Prior to co-founding THINK, Jacobson was project manager at a California-based firm whose 20-member team developed exhibitions for the new Golden State Museum at the California State Archives in Sacramento. Her responsibilities included identifying, hiring, and overseeing the work of guest curators and devising a plan for collecting 800 historical and cultural artifacts for the exhibits.

Jacobson also was executive director of the Western Museums Association, a nonprofit group serving 1,000 museum professionals in the nine western states of the United States. She was Assistant Museum Educator at the Los Angeles County Museum of Art, and Curator of Collections at the McAllen International Museum in McAllen, Texas.

Jacobson managed the development of Iowa State University Museum’s newest book, Campus Beautiful: Shaping the Aesthetic Identity of Iowa State University, published in 2015.

“I’ve always believed that the ideal in life is to ‘work hard and play hard,’ enjoying time with friends and family throughout – time spent on a walk or a hike, savoring a good meal and/or conversation, or enjoying  quieter moments,” Jacobson said. “The all-important added component is to pay it forward to others where possible through positive encounters and service.”

Jacobson passed away in 2018. Jacobson, through her estate, established the Lynette Pohlman Student Mentoring Scholarship Fund, which supports the Lynette Pohlman Museum Fellowship.
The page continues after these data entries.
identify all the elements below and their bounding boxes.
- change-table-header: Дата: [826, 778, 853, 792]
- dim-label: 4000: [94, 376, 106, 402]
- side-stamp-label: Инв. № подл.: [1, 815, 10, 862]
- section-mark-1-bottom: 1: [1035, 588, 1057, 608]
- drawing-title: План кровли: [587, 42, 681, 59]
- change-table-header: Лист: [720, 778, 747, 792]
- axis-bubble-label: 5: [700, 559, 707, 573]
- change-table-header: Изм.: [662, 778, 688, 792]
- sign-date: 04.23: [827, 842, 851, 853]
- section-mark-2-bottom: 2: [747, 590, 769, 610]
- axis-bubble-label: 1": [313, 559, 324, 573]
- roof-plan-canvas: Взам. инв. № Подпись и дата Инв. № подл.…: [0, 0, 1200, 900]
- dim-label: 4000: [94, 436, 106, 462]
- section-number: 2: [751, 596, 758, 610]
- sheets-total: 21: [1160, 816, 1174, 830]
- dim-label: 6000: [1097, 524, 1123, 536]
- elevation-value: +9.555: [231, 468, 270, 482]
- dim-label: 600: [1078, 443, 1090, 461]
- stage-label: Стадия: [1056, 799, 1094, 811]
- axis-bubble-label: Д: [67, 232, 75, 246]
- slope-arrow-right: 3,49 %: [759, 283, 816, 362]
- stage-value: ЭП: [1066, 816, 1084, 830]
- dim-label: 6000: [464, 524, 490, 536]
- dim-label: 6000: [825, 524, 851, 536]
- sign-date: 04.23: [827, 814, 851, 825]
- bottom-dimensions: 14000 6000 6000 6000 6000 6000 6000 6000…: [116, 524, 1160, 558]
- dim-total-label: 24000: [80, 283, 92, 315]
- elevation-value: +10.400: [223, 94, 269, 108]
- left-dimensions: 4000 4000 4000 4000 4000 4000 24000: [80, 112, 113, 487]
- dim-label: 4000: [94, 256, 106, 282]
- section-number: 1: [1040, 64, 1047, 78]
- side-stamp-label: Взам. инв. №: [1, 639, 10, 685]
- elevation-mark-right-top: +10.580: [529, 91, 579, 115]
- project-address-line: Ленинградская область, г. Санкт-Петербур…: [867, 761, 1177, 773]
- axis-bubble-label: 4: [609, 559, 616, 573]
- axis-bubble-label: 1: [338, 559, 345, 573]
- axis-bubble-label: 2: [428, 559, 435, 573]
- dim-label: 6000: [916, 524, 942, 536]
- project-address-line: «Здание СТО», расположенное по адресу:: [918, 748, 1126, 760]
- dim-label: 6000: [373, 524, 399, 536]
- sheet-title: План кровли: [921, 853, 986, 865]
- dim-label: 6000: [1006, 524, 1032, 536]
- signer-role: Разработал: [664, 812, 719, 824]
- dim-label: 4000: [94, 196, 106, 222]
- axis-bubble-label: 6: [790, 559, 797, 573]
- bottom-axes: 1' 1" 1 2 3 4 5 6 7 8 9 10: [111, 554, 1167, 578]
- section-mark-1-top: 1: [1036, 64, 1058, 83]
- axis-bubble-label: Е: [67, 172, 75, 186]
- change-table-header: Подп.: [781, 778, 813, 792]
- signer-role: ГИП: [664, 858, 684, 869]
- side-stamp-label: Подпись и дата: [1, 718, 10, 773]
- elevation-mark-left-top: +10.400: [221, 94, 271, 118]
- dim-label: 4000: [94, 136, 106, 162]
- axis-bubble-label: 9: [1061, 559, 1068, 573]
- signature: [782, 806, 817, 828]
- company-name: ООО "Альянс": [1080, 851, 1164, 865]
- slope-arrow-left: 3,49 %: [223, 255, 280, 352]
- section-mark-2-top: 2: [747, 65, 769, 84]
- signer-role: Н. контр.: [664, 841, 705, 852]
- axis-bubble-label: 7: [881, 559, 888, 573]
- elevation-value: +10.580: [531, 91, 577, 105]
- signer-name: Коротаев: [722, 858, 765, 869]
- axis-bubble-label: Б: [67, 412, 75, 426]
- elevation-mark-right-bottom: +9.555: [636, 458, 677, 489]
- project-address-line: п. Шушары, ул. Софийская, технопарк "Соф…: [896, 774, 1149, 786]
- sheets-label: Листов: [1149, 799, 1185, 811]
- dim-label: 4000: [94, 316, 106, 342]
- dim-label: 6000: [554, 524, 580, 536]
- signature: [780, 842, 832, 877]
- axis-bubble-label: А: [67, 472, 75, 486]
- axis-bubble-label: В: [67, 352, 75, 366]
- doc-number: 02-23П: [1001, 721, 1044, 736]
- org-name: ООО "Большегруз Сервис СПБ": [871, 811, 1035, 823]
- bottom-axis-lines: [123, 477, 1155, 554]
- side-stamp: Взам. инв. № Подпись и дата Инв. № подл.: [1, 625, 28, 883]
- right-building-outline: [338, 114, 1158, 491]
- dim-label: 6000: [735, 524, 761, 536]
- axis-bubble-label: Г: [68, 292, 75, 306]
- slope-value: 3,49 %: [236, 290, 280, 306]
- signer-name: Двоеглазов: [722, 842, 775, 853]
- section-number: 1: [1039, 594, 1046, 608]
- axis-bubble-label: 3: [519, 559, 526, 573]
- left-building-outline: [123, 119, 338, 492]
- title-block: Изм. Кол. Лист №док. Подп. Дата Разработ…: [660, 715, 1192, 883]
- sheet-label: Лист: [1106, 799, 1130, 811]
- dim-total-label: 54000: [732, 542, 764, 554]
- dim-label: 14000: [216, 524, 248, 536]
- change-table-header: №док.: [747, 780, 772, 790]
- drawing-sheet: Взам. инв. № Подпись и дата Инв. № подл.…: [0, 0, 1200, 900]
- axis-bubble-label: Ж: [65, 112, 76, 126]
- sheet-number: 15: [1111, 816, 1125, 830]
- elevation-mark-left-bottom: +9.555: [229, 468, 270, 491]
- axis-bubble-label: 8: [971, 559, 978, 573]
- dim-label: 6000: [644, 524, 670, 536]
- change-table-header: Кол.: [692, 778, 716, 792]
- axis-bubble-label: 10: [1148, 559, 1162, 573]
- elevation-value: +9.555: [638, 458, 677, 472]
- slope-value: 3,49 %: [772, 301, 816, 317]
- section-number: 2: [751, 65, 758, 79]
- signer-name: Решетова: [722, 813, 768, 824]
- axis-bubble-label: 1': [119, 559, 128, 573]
The goal of the Fund is to provide a one-on-one mentoring experience at the University Museums to selected undergraduates to enable them to develop the knowledge and training required for continued education, and to secure a career, in the flourishing museum field.

When making a gift to establish the Lori A. Jacobson Gallery of the Brunnier Art Museum to honor his late wife, Jason Kogan captured her best as he wrote that Lori was, “A beautiful spirit with matching smile, kind, warm, caring, gentle, optimistic, inspiring, always grateful and looked only for good in others.”

Director and Chief Curator of University Museums, Lynette Pohlman: Lori’s professional beginnings lie with University Museums, and her professional contributions have informed and shaped the museums evolution.  Assisting with the strategic vision of the Christian Petersen Art Museum, to project managing Campus Beautiful, and conducting student engagement research, she remains, even after passing, highly impactful to University Museums.